If you were disappointed with the finale for Heroes, then Doctor Who will feel like a breath of fresh air – unlike other sci-fi shows, Davies plans out every aspect of the series’ story arc before it even begins. Everything, in every series, builds up to a definite and predetermined climax. Being able to experience a series whose ending is actually planned is kind of nice (LOST is still throwing shit at the audience with no point or purpose, and Heroes obviously didn’t know where the hell it was going after the middle of the season), but it also doesn’t hurt that these finales are incredibly epic, climactic, and emotional.
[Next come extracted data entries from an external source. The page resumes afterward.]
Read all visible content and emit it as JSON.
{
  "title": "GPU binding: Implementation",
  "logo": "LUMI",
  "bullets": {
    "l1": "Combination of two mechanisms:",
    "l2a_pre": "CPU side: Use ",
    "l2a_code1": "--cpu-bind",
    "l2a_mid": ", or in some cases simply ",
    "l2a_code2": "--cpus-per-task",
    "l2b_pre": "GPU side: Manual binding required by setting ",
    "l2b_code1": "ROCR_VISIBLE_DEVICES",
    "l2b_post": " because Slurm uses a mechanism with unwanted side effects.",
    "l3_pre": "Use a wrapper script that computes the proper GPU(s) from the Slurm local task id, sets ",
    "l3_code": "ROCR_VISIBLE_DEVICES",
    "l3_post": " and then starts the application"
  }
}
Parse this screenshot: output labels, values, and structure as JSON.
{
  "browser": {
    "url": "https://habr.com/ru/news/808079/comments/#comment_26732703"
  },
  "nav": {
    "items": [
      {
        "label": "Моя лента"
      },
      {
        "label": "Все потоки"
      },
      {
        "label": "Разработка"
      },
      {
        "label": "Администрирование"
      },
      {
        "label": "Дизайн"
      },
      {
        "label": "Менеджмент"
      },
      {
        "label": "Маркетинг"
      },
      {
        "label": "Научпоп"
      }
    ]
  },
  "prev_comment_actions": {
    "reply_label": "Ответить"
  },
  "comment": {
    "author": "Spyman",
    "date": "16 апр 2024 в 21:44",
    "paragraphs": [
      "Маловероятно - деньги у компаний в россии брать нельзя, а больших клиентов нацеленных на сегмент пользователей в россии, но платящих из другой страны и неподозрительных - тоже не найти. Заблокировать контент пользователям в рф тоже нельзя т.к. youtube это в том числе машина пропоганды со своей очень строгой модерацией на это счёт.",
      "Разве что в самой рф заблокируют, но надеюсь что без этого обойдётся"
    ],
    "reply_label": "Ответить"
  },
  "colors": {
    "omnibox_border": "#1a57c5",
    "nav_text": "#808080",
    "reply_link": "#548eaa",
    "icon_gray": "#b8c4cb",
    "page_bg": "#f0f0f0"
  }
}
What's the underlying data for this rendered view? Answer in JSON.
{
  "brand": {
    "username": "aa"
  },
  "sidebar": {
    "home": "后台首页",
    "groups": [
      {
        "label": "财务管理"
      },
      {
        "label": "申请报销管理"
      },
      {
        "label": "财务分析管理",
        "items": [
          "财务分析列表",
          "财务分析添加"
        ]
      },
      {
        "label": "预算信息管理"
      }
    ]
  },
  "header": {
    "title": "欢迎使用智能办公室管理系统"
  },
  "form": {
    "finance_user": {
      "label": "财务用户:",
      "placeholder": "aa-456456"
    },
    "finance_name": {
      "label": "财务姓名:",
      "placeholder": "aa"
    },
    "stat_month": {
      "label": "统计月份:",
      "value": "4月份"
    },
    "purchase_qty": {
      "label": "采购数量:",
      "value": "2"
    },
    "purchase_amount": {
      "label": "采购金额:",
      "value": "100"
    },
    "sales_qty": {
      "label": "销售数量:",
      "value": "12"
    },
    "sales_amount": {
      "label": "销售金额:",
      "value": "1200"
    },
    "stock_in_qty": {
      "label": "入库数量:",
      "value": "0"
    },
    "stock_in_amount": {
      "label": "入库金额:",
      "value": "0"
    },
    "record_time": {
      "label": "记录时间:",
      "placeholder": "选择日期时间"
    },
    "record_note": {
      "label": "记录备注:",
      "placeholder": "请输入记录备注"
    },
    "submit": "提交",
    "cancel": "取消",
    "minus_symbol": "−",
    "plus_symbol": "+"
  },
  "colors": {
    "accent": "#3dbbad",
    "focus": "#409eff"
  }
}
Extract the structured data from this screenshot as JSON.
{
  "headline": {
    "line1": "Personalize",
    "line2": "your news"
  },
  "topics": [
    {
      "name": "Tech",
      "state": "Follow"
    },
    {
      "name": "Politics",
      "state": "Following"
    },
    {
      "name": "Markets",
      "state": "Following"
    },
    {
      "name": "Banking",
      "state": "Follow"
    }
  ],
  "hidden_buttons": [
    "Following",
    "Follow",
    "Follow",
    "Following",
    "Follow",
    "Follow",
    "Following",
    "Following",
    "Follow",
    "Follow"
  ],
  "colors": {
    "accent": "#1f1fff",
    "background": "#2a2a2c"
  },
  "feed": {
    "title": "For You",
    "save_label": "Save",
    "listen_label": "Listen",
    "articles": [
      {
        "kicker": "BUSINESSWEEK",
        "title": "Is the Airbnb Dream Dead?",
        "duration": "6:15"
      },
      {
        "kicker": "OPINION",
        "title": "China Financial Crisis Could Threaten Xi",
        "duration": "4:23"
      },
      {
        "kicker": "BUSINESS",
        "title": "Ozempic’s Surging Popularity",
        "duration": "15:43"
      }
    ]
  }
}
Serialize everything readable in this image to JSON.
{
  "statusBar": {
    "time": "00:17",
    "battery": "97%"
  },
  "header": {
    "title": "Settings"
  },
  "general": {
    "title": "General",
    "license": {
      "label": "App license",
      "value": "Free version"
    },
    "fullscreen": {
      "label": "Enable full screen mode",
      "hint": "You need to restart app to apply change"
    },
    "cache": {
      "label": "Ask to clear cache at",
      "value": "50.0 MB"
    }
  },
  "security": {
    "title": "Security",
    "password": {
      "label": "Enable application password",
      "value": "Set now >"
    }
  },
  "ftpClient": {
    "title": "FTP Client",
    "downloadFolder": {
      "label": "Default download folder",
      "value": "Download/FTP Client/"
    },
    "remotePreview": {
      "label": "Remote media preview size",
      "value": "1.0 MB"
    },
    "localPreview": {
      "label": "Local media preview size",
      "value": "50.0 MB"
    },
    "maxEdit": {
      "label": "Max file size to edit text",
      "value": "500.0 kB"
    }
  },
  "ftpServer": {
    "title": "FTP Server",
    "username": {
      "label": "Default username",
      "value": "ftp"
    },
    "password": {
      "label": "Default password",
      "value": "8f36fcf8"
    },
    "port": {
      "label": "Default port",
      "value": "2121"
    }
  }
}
You don’t have to be a fan of the classic, extremely campy series in order to enjoy the new one – I certainly wasn’t. The first season of the new series (available , so there’s no confusion as to what the "first" season is) is specifically tailored for people with no knowledge of the Doctor or his adventures. Yet be warned: the first series will feel sort of unusual to an adult.
Technically, the show is aimed toward both kids and adults, like Star Wars. As a result, the Doctor may seem unusually optimistic and upbeat about everything, the aliens may seem a little goofy, and the situations may occasionally seem a big lighthearted, but that’s part of the charm: assumedly childish, dorky looking things like Daleks or Weeping Angels are somehow made terrifying, and the Doctor’s upbeat attitude is more than welcome in a time where every other superhero sits around brooding and bitching about life. One of the producers called the Doctor the least cynical man in a cynical age, and it’s an appropriate title. Still, this doesn’t mean that all the episodes are happy-go-lucky crap: many, many people die in an average Doctor Who episode, and character-wise, the Doctor is often taken to some very dark places. Even if you don't like the first few episodes of Doctor Who, stick with it: the finale to season two is the single best television finale I have ever seen. Ever. And even having said that, this current season's finale looks to be even better.
Basically, I can’t recommend Doctor Who enough. If you want immersive, exciting, emotional, well-written science fiction, it’s the single best show on television today.
*Both are purely cosmetic: the Archbishop was deaf in his left ear, and if Adam was the first human on Earth, he wouldn’t have had a belly button because he wouldn’t have come from an umbilical cord.